The majority of jobs in the North are in the agricultural sector and it is the rural areas that shoulder much of productive agricultural activities that feed the country. But with rising insecurity, villagers are having to choose between producing food in conditions of great danger or staying alive.
Many youths from northern Nigeria are moving to the South, to survive there on menial jobs. Even this is now risky because they are getting arrested and humiliated on baseless conspiracy theories of the phantom plan of northerners to invade southern states. Imagine a Nigerian travelling to another part of Nigeria, and being held or ‘intercepted’ on the way for illegal movement, as the media have been reporting. Clearly, the ‘exodus’ of youths from the North to the South is nothing other than a matter of survival. It is also a result of the fact that the youths have had to run away from the dangers associated with living in rural areas, which have been consistently targeted by bandits or gunmen.
The majority of jobs in the North are in the agricultural sector and it is the rural areas that shoulder much of productive agricultural activities that feed the country. But with rising insecurity, villagers are having to choose between producing food in conditions of great danger or staying alive. Going to farm is no longer an easy decision to make, as it is now a matter of life and death in some states of the North.

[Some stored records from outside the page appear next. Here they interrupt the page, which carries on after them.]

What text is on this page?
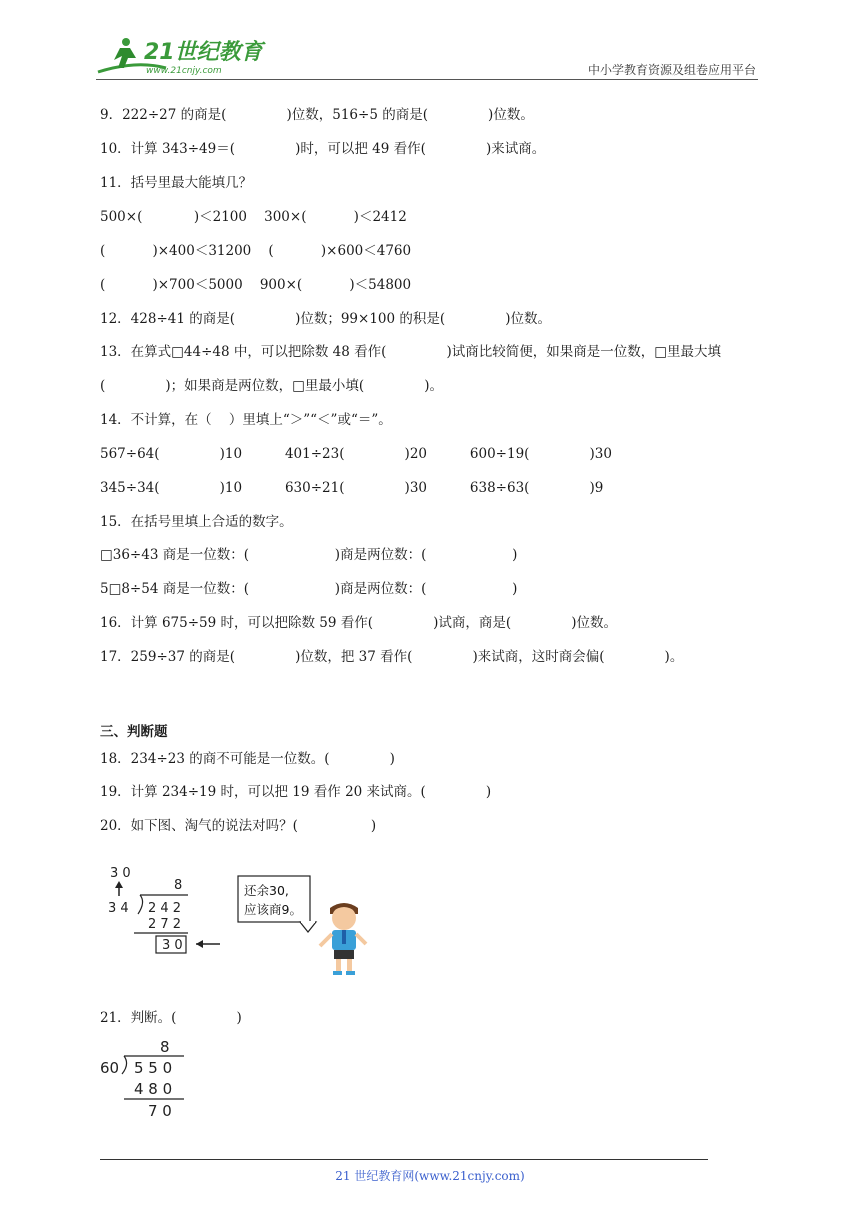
21世纪教育
www.21cnjy.com	中小学教育资源及组卷应用平台
9．222÷27 的商是(              )位数，516÷5 的商是(              )位数。
10．计算 343÷49＝(              )时，可以把 49 看作(              )来试商。
11．括号里最大能填几？
500×(            )＜2100    300×(           )＜2412
(           )×400＜31200    (           )×600＜4760
(           )×700＜5000    900×(           )＜54800
12．428÷41 的商是(              )位数；99×100 的积是(              )位数。
13．在算式□44÷48 中，可以把除数 48 看作(              )试商比较简便，如果商是一位数，□里最大填
(              )；如果商是两位数，□里最小填(              )。
14．不计算，在（    ）里填上“＞”“＜”或“＝”。
567÷64(              )10          401÷23(              )20          600÷19(              )30
345÷34(              )10          630÷21(              )30          638÷63(              )9
15．在括号里填上合适的数字。
□36÷43 商是一位数：(                    )商是两位数：(                    )
5□8÷54 商是一位数：(                    )商是两位数：(                    )
16．计算 675÷59 时，可以把除数 59 看作(              )试商，商是(              )位数。
17．259÷37 的商是(              )位数，把 37 看作(              )来试商，这时商会偏(              )。
三、判断题
18．234÷23 的商不可能是一位数。(              )
19．计算 234÷19 时，可以把 19 看作 20 来试商。(              )
20．如下图、淘气的说法对吗？(                 )
3 0
8
3 4 2 4 2
2 7 2
3 0
还余30,
应该商9。
21．判断。(              )
8
60 5 5 0
4 8 0
7 0
21 世纪教育网(www.21cnjy.com)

The gradual decimation of rural areas in some parts of northern Nigeria is a result of many things, including years of the neglect of rural communities. So many places are not covered by any aspect of governance or government. As such, murderers have tested the waters and now know that they can attack any rural community and get away with it, or even probably get amnesty for this when they are ultimately caught. Historically, rural areas used to be the safest places in the north, and in the past, when a northerner needed to escape the hassle of city life, he went to the village. But things have now changed in a brutal way. Also, some state capitals are getting littered with the camps of internally displaced persons, in which a new generation is being raised, without proper having childhoods or education.
Isa Sanusi writes from Abuja, Nigeria.